La Jordanie resserre ses liens avec l'Arabie saoudite dans un souci de stabilité économique et régionale. Comme l'a déclaré une source jordanienne à Reuters, Amman, tout comme Riyad, est "profondément préoccupé" par l'Iran en raison de ses "ambitions nucléaires" et de son "rôle déstabilisateur" dans la région. Par conséquent, dans le but de renforcer les relations, les responsables jordaniens ont souligné à l'agence de presse que l'affaire Bassem Awadallah est "derrière nous".

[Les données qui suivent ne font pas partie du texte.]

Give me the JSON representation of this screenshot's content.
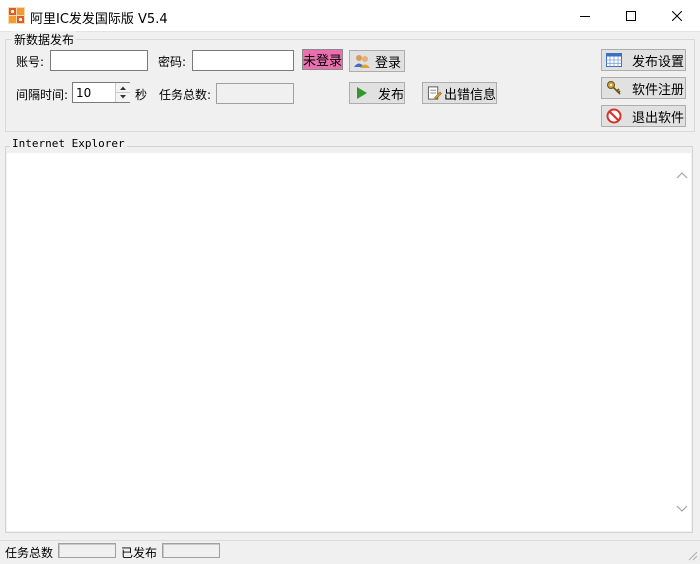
{
  "window": {
    "title": "阿里IC发发国际版 V5.4",
    "minimize_glyph": "—",
    "maximize_glyph": "☐",
    "close_glyph": "✕"
  },
  "publish_group": {
    "label": "新数据发布",
    "account_label": "账号:",
    "account_value": "",
    "password_label": "密码:",
    "password_value": "",
    "login_status": "未登录",
    "login_button": "登录",
    "interval_label": "间隔时间:",
    "interval_value": "10",
    "interval_unit": "秒",
    "task_total_label": "任务总数:",
    "task_total_value": "",
    "publish_button": "发布",
    "error_info_button": "出错信息"
  },
  "side_buttons": {
    "publish_settings": "发布设置",
    "software_register": "软件注册",
    "exit_software": "退出软件"
  },
  "browser": {
    "label": "Internet Explorer"
  },
  "statusbar": {
    "task_total_label": "任务总数",
    "task_total_value": "",
    "published_label": "已发布",
    "published_value": ""
  },
  "colors": {
    "login_status_bg": "#ea6fb0",
    "publish_arrow": "#2e9a2e",
    "exit_icon": "#d9302a"
  },
  "icons": {
    "app": "app-logo-icon",
    "login": "users-icon",
    "publish": "play-arrow-icon",
    "error_info": "document-edit-icon",
    "settings": "calendar-grid-icon",
    "register": "key-icon",
    "exit": "no-entry-icon"
  }
}
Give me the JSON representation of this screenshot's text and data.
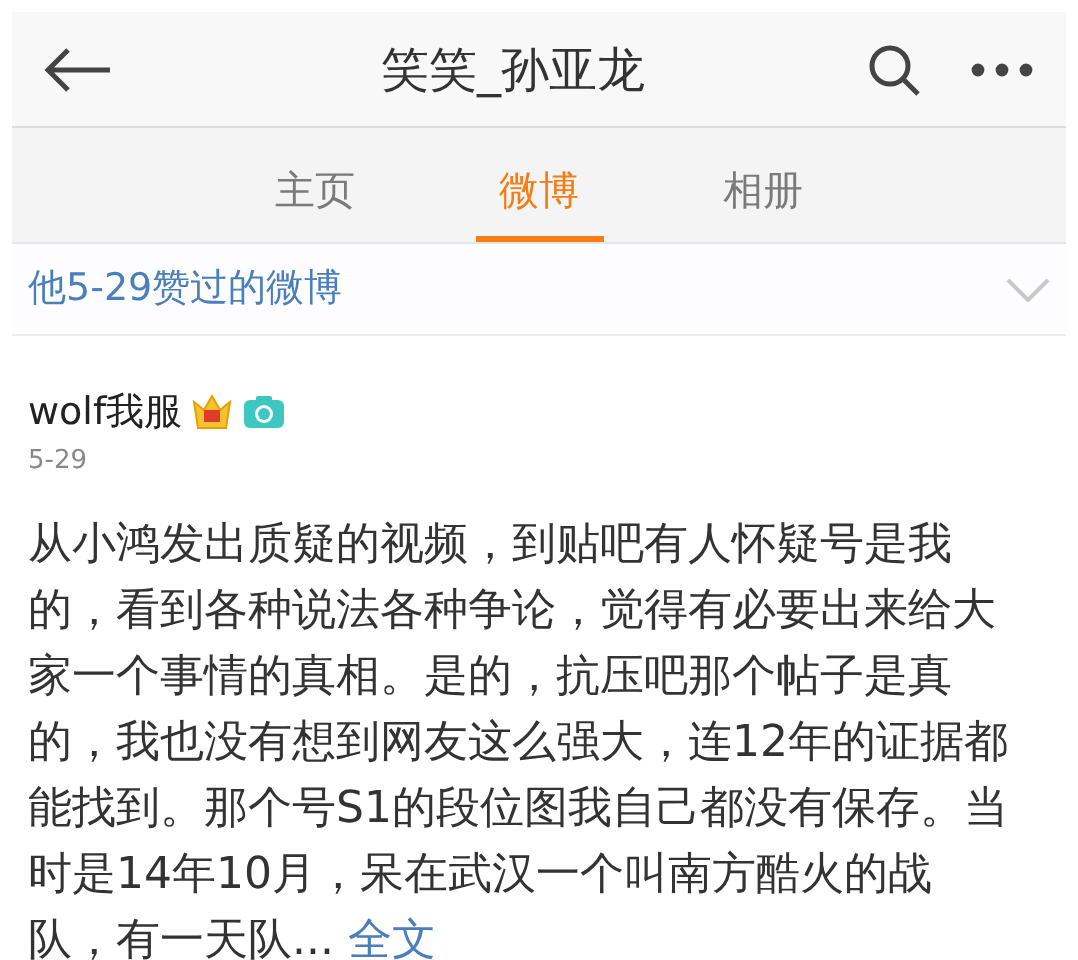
{
  "header": {
    "title": "笑笑_孙亚龙"
  },
  "tabs": [
    {
      "label": "主页",
      "selected": false
    },
    {
      "label": "微博",
      "selected": true
    },
    {
      "label": "相册",
      "selected": false
    }
  ],
  "filter": {
    "label": "他5-29赞过的微博",
    "expanded": false
  },
  "post": {
    "author": "wolf我服",
    "date": "5-29",
    "text": "从小鸿发出质疑的视频，到贴吧有人怀疑号是我的，看到各种说法各种争论，觉得有必要出来给大家一个事情的真相。是的，抗压吧那个帖子是真的，我也没有想到网友这么强大，连12年的证据都能找到。那个号S1的段位图我自己都没有保存。当时是14年10月，呆在武汉一个叫南方酷火的战队，有一天队...",
    "more": "全文"
  }
}
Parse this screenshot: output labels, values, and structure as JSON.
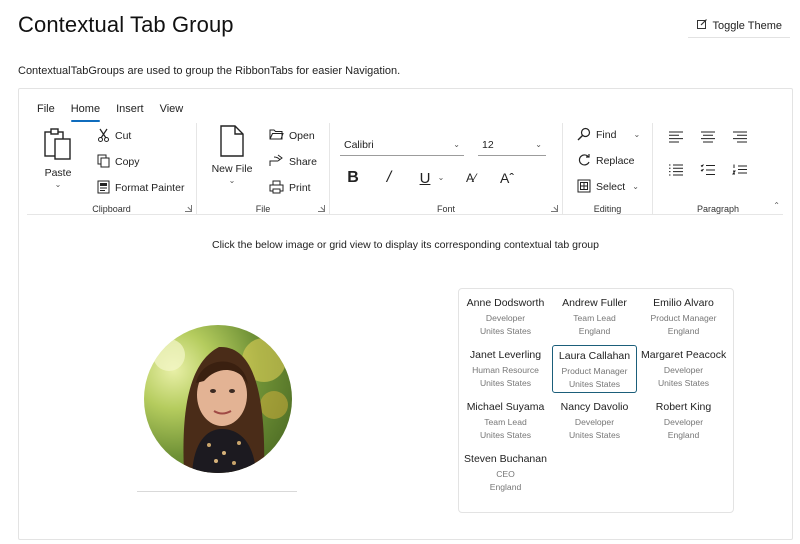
{
  "page": {
    "title": "Contextual Tab Group",
    "toggle_theme": "Toggle Theme",
    "description": "ContextualTabGroups are used to group the RibbonTabs for easier Navigation."
  },
  "ribbon": {
    "tabs": [
      {
        "label": "File"
      },
      {
        "label": "Home",
        "active": true
      },
      {
        "label": "Insert"
      },
      {
        "label": "View"
      }
    ],
    "clipboard": {
      "label": "Clipboard",
      "paste": "Paste",
      "cut": "Cut",
      "copy": "Copy",
      "format_painter": "Format Painter"
    },
    "file": {
      "label": "File",
      "new_file": "New File",
      "open": "Open",
      "share": "Share",
      "print": "Print"
    },
    "font": {
      "label": "Font",
      "family": "Calibri",
      "size": "12"
    },
    "editing": {
      "label": "Editing",
      "find": "Find",
      "replace": "Replace",
      "select": "Select"
    },
    "paragraph": {
      "label": "Paragraph"
    }
  },
  "instruction": "Click the below image or grid view to display its corresponding contextual tab group",
  "employees": [
    {
      "name": "Anne Dodsworth",
      "role": "Developer",
      "location": "Unites States"
    },
    {
      "name": "Andrew Fuller",
      "role": "Team Lead",
      "location": "England"
    },
    {
      "name": "Emilio Alvaro",
      "role": "Product Manager",
      "location": "England"
    },
    {
      "name": "Janet Leverling",
      "role": "Human Resource",
      "location": "Unites States"
    },
    {
      "name": "Laura Callahan",
      "role": "Product Manager",
      "location": "Unites States",
      "selected": true
    },
    {
      "name": "Margaret Peacock",
      "role": "Developer",
      "location": "Unites States"
    },
    {
      "name": "Michael Suyama",
      "role": "Team Lead",
      "location": "Unites States"
    },
    {
      "name": "Nancy Davolio",
      "role": "Developer",
      "location": "Unites States"
    },
    {
      "name": "Robert King",
      "role": "Developer",
      "location": "England"
    },
    {
      "name": "Steven Buchanan",
      "role": "CEO",
      "location": "England"
    }
  ],
  "icons": {
    "toggle_theme": "edit-icon",
    "paste": "clipboard-icon",
    "cut": "scissors-icon",
    "copy": "copy-icon",
    "format_painter": "paint-brush-icon",
    "new_file": "document-icon",
    "open": "folder-icon",
    "share": "share-icon",
    "print": "printer-icon",
    "find": "search-icon",
    "replace": "refresh-icon",
    "select": "select-all-icon"
  },
  "colors": {
    "accent": "#0f6cbd",
    "selected_border": "#1b5e7a"
  }
}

Toutefois, ce n'était pas la seule friction entre l'Arabie saoudite et la Jordanie. Sous l'ancien président américain Donald Trump, les bonnes relations de Washington avec Riyad ont fait qu'Amman s'est sentie déplacée dans le processus de paix israélo-arabe. De même, la garde des lieux saints de Jérusalem a été un point de discorde entre les deux pays. La Jordanie est la gardienne des lieux saints musulmans et chrétiens, bien que ces dernières années, plusieurs rapports aient révélé les efforts de l'Arabie saoudite pour contrôler les sites religieux de la ville.

Le politologue jordanien Abdul Ghaffar Al-Obeidi salue la visite du prince héritier saoudien en Jordanie, à Al-Ain, comme une étape clé dans la "consolidation des relations historiques entre l'Arabie saoudite et la Jordanie", soulignant que le monde arabe a besoin de telles rencontres qui "comblent les différences et apportent des avantages économiques et politiques aux peuples de la région".